[gmx-users] Improving scaling - Gromacs 4.0 RC2
Justin A. Lemkul
jalemkul at vt.edu
Thu Oct 2 13:37:18 CEST 2008
Carsten Kutzner wrote:
> Hi Justin,
>
> I have written a small gmx tool that tries various PME/PP balances
> systematically
> for a given number of nodes and afterwards gives a suggestion what the
> fastest
> combindation is. Although I plan to extend it with more functionality,
> it's already
> working and I can send it to you if you like to try it.
>
I would like to try it; I think that it would help me get an empirical feel for
things.
> The performance loss due to load imbalance has two reasons:
> 1. imbalance in the force calculation, which can be levelled out by
> using -dlb yes or -dlb auto
> as David suggested
Indeed, using -dlb yes improves the % imbalance, but at the cost of output. If
we take my 64-core case, applying "-dlb yes" reduces my speed to around 5-6
ns/day (depending on the # of PME nodes - 16, 24, 32).
It just seems peculiar to me that I can get great speed in terms of ns/day using
64/32 PP/PME, but performance is hampered due to imbalance.
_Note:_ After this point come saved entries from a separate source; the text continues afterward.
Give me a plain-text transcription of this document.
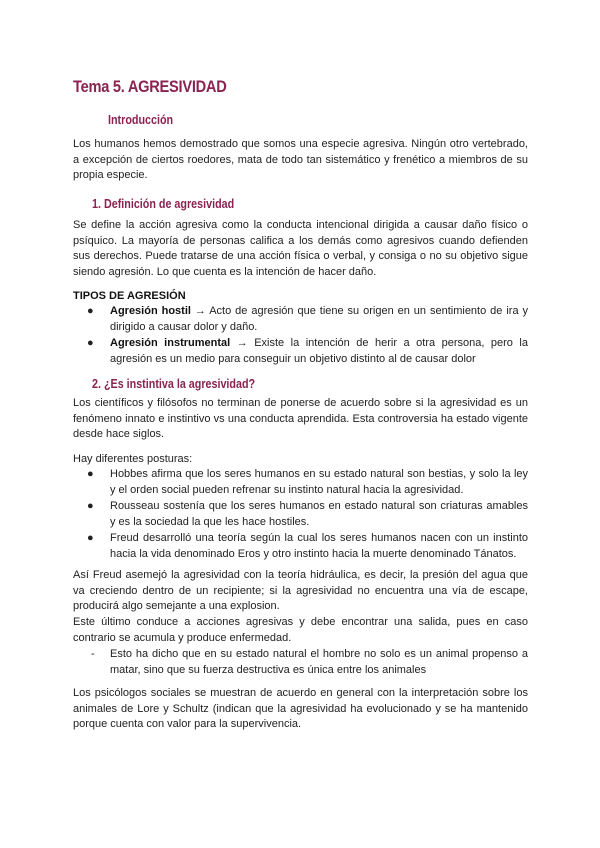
Tema 5. AGRESIVIDAD
Introducción
Los humanos hemos demostrado que somos una especie agresiva. Ningún otro vertebrado, a excepción de ciertos roedores, mata de todo tan sistemático y frenético a miembros de su propia especie.
1. Definición de agresividad
Se define la acción agresiva como la conducta intencional dirigida a causar daño físico o psíquico. La mayoría de personas califica a los demás como agresivos cuando defienden sus derechos. Puede tratarse de una acción física o verbal, y consiga o no su objetivo sigue siendo agresión. Lo que cuenta es la intención de hacer daño.
TIPOS DE AGRESIÓN
● Agresión hostil → Acto de agresión que tiene su origen en un sentimiento de ira y dirigido a causar dolor y daño.
● Agresión instrumental → Existe la intención de herir a otra persona, pero la agresión es un medio para conseguir un objetivo distinto al de causar dolor
2. ¿Es instintiva la agresividad?
Los científicos y filósofos no terminan de ponerse de acuerdo sobre si la agresividad es un fenómeno innato e instintivo vs una conducta aprendida. Esta controversia ha estado vigente desde hace siglos.
Hay diferentes posturas:
● Hobbes afirma que los seres humanos en su estado natural son bestias, y solo la ley y el orden social pueden refrenar su instinto natural hacia la agresividad.
● Rousseau sostenía que los seres humanos en estado natural son criaturas amables y es la sociedad la que les hace hostiles.
● Freud desarrolló una teoría según la cual los seres humanos nacen con un instinto hacia la vida denominado Eros y otro instinto hacia la muerte denominado Tánatos.
Así Freud asemejó la agresividad con la teoría hidráulica, es decir, la presión del agua que va creciendo dentro de un recipiente; si la agresividad no encuentra una vía de escape, producirá algo semejante a una explosion.
Este último conduce a acciones agresivas y debe encontrar una salida, pues en caso contrario se acumula y produce enfermedad.
- Esto ha dicho que en su estado natural el hombre no solo es un animal propenso a matar, sino que su fuerza destructiva es única entre los animales
Los psicólogos sociales se muestran de acuerdo en general con la interpretación sobre los animales de Lore y Schultz (indican que la agresividad ha evolucionado y se ha mantenido porque cuenta con valor para la supervivencia.
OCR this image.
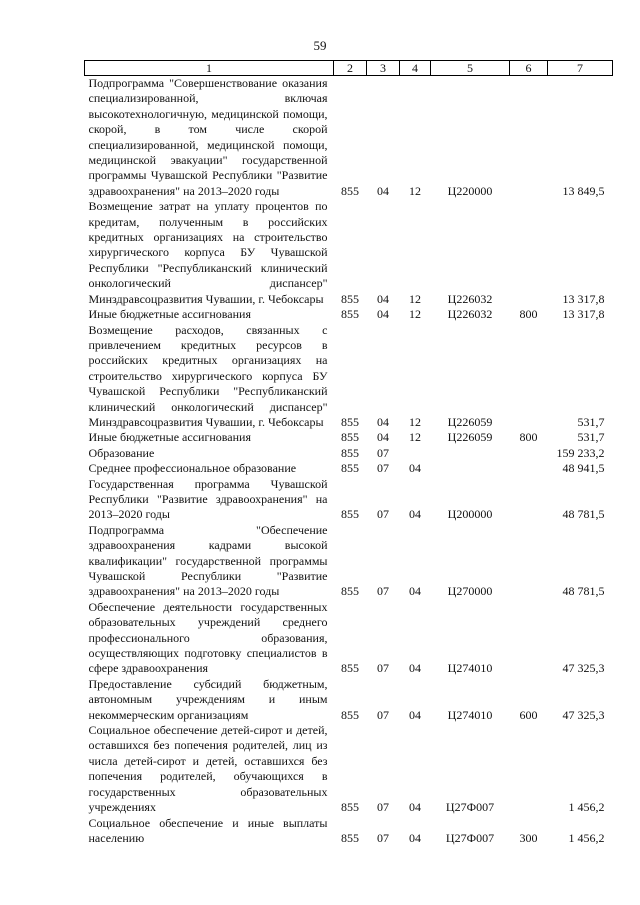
59
1	2	3	4	5	6	7
Подпрограмма "Совершенствование оказания специализированной, включая высокотехнологичную, медицинской помощи, скорой, в том числе скорой специализированной, медицинской помощи, медицинской эвакуации" государственной программы Чувашской Республики "Развитие здравоохранения" на 2013–2020 годы	855	04	12	Ц220000		13 849,5
Возмещение затрат на уплату процентов по кредитам, полученным в российских кредитных организациях на строительство хирургического корпуса БУ Чувашской Республики "Республиканский клинический онкологический диспансер" Минздравсоцразвития Чувашии, г. Чебоксары	855	04	12	Ц226032		13 317,8
Иные бюджетные ассигнования	855	04	12	Ц226032	800	13 317,8
Возмещение расходов, связанных с привлечением кредитных ресурсов в российских кредитных организациях на строительство хирургического корпуса БУ Чувашской Республики "Республиканский клинический онкологический диспансер" Минздравсоцразвития Чувашии, г. Чебоксары	855	04	12	Ц226059		531,7
Иные бюджетные ассигнования	855	04	12	Ц226059	800	531,7
Образование	855	07				159 233,2
Среднее профессиональное образование	855	07	04			48 941,5
Государственная программа Чувашской Республики "Развитие здравоохранения" на 2013–2020 годы	855	07	04	Ц200000		48 781,5
Подпрограмма "Обеспечение здравоохранения кадрами высокой квалификации" государственной программы Чувашской Республики "Развитие здравоохранения" на 2013–2020 годы	855	07	04	Ц270000		48 781,5
Обеспечение деятельности государственных образовательных учреждений среднего профессионального образования, осуществляющих подготовку специалистов в сфере здравоохранения	855	07	04	Ц274010		47 325,3
Предоставление субсидий бюджетным, автономным учреждениям и иным некоммерческим организациям	855	07	04	Ц274010	600	47 325,3
Социальное обеспечение детей-сирот и детей, оставшихся без попечения родителей, лиц из числа детей-сирот и детей, оставшихся без попечения родителей, обучающихся в государственных образовательных учреждениях	855	07	04	Ц27Ф007		1 456,2
Социальное обеспечение и иные выплаты населению	855	07	04	Ц27Ф007	300	1 456,2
> 2. imbalance in short-range / long range force calculation which can be
> levelled
> by choosing the optimal PME/PP ratio. This the script should do for you.
>
> You might also want to check the md.log file for more detailed
> information about where
> your imbalance is coming from. My guess is that with 32 PME nodes and
> interleaved
> communication the PP (short range) nodes have to wait on the PME (long
> range)
> nodes, while with 16 PME nodes it is the other way around.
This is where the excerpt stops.